Seit dem Sommer unterrichte ich an einer äusserst lebhaften und tolle Kindergartenklasse. Nun bin ich in einer Situation, in der ich nicht weiss, welcher Lösungsweg am sinnvollsten ist.
In meiner Klasse gibt es einen Jungen (2.KG). Ich schätze ihn sehr als Mitglied dieser Klasse und finde seine kindliche Begeisterung, seine Empathie und seinen Witz sehr toll. Er scheint auch sehr intelligent zu sein. Es ist jedoch auch so, dass der Junge sehr unruhig + leicht ablenkbar ist. Zudem verfügt er über eine äusserst geringe Frustrationstoleranz.

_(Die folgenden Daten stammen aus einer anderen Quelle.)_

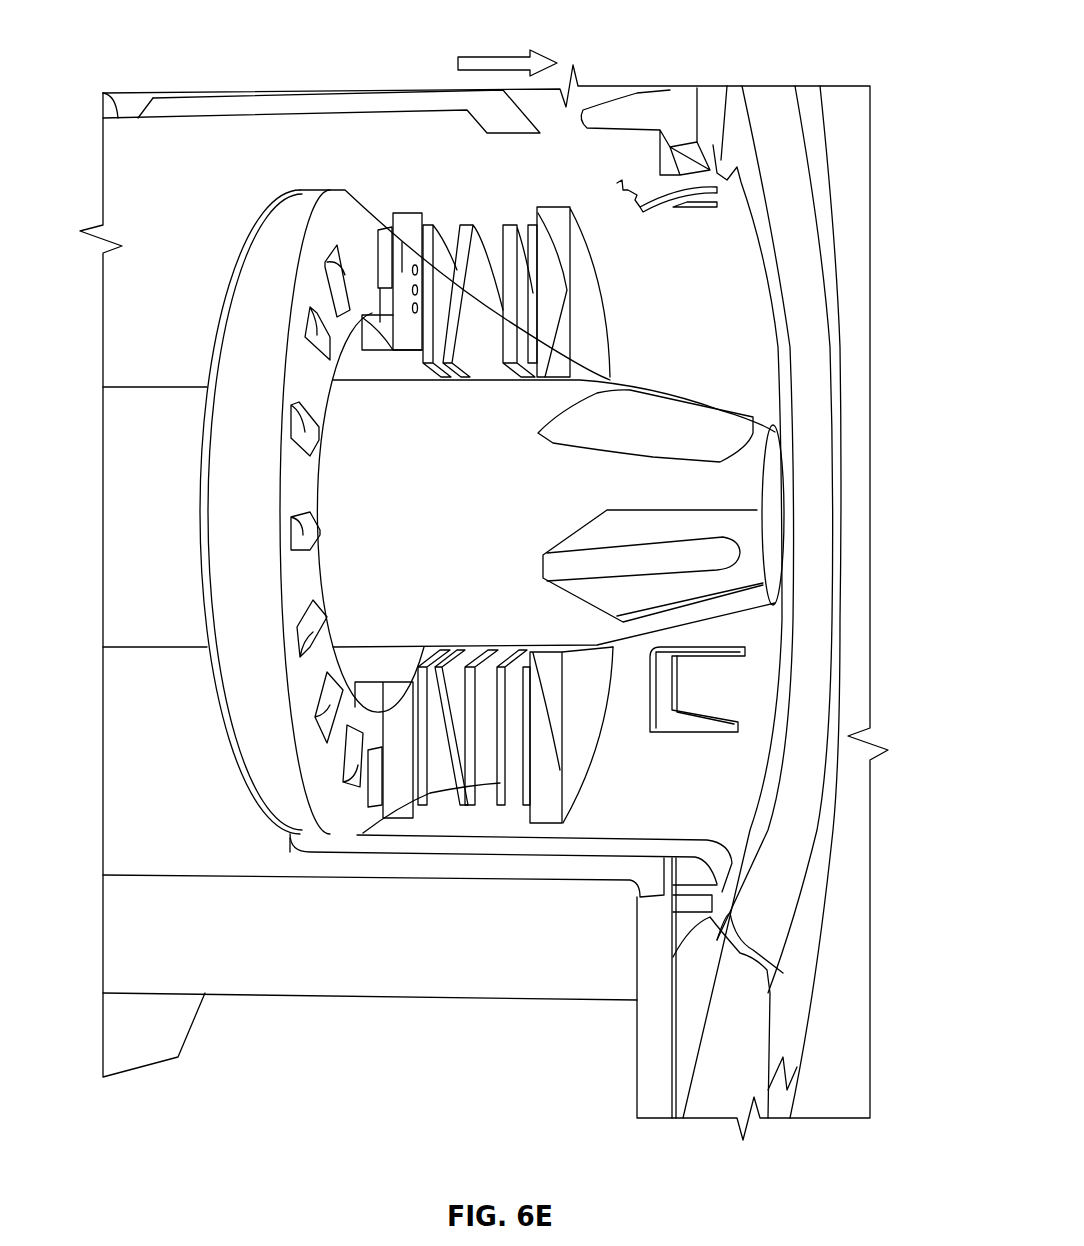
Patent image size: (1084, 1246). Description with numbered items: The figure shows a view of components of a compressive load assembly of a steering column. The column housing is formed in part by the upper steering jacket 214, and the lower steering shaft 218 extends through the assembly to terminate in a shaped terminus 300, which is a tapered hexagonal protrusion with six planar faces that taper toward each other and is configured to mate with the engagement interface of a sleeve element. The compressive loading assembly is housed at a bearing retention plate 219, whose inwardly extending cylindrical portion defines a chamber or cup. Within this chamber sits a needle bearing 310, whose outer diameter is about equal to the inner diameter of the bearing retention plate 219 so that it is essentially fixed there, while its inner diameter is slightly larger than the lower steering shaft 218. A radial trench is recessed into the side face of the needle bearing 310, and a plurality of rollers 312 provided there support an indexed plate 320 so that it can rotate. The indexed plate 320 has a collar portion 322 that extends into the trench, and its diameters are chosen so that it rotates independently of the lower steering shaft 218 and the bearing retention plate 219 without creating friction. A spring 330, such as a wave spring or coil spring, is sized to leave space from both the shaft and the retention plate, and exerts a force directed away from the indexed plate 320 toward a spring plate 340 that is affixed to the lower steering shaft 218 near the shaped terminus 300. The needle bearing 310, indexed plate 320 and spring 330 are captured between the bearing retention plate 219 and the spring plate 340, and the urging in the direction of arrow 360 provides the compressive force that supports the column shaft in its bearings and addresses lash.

In Kreissequenzen ist es häufig so, dass er mit seinem Verhalten (unruhig auf Stuhl sitzen, Geräusche machen, dazwischenrufen, frustriert weinen aufgrund von Nichtaufrufen, sich nicht auf Gesagtes fokussieren können…) den Unterricht derart stört, dass sich die Klasse nicht konzentrieren kann. Auch während des Freispiels ist es für ihn herausfordernd, an einem Platz zu verweilen. Regelmässig wechselt er nach kurzer Zeit den Platz, selbst bei Plätzen, die ihm gut gefallen. Ausserdem gerät er immer wieder in Konflikte und gegen Ende der Woche nimmt seine geringe Frustrationstoleranz weiter ab, da er müde zu sein scheint. In solchen Momenten neigt der Junge wegen Kleinigkeiten zu heftigen Weinanfällen.
Der Knabe nimmt in meinem Unterricht so viel Platz ein, dass ich den anderen Kindern zum Teil nicht gerecht werden kann.

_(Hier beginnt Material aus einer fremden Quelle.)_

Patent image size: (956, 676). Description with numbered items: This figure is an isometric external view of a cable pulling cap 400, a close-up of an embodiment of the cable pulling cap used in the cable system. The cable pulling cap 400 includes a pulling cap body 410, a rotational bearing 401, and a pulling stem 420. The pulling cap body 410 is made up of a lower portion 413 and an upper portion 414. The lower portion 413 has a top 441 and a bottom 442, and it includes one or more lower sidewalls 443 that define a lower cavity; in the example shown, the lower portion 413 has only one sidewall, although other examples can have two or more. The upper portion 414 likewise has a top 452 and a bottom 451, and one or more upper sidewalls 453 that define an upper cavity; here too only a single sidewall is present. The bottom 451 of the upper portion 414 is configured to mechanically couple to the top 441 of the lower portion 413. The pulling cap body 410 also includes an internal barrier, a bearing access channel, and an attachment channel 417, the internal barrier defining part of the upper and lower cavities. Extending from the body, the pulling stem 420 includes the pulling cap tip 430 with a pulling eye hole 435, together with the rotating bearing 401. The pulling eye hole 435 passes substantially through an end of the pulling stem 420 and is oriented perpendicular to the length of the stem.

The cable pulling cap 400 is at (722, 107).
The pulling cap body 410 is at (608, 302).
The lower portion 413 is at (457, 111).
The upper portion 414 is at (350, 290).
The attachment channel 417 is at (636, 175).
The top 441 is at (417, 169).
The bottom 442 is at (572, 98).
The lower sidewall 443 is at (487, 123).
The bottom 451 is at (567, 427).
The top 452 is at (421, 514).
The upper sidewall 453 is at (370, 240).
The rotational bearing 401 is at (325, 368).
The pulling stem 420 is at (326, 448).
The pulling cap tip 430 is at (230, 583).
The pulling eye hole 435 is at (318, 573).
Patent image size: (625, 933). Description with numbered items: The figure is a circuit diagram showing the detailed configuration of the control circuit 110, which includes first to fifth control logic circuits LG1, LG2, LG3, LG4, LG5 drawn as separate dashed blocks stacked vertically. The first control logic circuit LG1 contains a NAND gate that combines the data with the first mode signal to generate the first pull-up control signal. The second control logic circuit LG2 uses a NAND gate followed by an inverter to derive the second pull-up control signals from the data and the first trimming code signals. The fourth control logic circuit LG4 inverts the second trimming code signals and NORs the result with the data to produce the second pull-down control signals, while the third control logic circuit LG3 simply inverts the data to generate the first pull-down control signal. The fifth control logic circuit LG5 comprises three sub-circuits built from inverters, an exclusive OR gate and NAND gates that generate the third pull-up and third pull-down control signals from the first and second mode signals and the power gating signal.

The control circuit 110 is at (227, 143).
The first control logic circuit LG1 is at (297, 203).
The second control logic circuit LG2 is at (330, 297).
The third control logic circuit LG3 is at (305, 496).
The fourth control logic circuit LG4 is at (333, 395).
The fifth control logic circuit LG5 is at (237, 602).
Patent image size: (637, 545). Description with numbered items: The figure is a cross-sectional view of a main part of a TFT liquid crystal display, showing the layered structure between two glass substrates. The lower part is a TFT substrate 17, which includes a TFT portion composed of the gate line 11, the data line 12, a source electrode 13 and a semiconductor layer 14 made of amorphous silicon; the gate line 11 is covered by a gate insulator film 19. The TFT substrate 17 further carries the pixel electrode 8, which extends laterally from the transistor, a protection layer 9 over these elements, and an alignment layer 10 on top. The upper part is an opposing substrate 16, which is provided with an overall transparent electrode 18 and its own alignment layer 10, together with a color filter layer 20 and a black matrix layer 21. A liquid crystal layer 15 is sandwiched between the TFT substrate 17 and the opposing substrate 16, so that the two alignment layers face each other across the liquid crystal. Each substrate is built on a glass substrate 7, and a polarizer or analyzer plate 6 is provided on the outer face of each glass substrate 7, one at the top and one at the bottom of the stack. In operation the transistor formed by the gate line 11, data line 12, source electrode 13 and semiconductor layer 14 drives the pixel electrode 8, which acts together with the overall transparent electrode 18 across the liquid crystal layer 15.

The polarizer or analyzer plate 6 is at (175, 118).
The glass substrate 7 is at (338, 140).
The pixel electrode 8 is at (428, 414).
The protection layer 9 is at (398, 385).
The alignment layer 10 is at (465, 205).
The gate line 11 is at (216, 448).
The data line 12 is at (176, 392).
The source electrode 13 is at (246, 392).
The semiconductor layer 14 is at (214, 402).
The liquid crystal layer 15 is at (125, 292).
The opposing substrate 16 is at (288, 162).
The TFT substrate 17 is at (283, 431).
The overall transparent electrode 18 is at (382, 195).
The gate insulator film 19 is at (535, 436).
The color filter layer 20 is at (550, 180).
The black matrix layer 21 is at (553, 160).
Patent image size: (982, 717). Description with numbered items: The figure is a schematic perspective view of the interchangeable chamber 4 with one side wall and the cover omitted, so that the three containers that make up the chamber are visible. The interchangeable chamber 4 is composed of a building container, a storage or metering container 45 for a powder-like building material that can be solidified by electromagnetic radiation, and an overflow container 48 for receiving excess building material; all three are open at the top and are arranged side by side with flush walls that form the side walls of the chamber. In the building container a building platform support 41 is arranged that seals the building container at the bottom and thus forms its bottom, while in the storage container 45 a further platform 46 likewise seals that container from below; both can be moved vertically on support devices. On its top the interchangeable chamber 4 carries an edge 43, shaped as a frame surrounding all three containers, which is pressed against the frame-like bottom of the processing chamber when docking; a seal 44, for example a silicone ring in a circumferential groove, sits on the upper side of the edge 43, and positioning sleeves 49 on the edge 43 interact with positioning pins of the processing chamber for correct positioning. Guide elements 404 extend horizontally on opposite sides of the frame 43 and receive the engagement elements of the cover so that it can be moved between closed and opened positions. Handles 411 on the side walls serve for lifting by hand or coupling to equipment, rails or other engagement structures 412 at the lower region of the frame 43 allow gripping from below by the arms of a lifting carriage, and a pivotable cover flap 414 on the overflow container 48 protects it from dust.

Ich habe unter anderem folgende Massnahmen bereits ausprobiert:
- Therapieknete im Kreis
- Ein individuelles Belohnungssystem im Kreis, bei dem er Kleber sammeln konnte
- freiwillige Nutzung des (Auszeit-)Zeltes
Die Fachlehrpersonen, die ebenfalls an der Klasse unterrichten, sind der Meinung, dass er durch die Heilpädagogin unterstützt werden müsste (Förderstufe A). Nun ist es jedoch so, dass im Kanton Solothurn die Eltern ihr Einverständnis für diese Förderstufe geben müssen. Somit haben sie eine Wahl, ob sie es wollen oder nicht. Wir haben deshalb das Gespräch mit den Eltern gesucht und ich hatte den Eindruck, dass wir sehr wohlwollend und wertschätzend aufzeigen konnten, dass wir den Jungen für den Schulstart im Sommer stärken möchten. Die Eltern dieses Jungen verweigern sich und lehnen dieses Angebot trotz Unterrichtsbesuch vehement ab, da sie den Jungen nicht „abstempeln“ möchten.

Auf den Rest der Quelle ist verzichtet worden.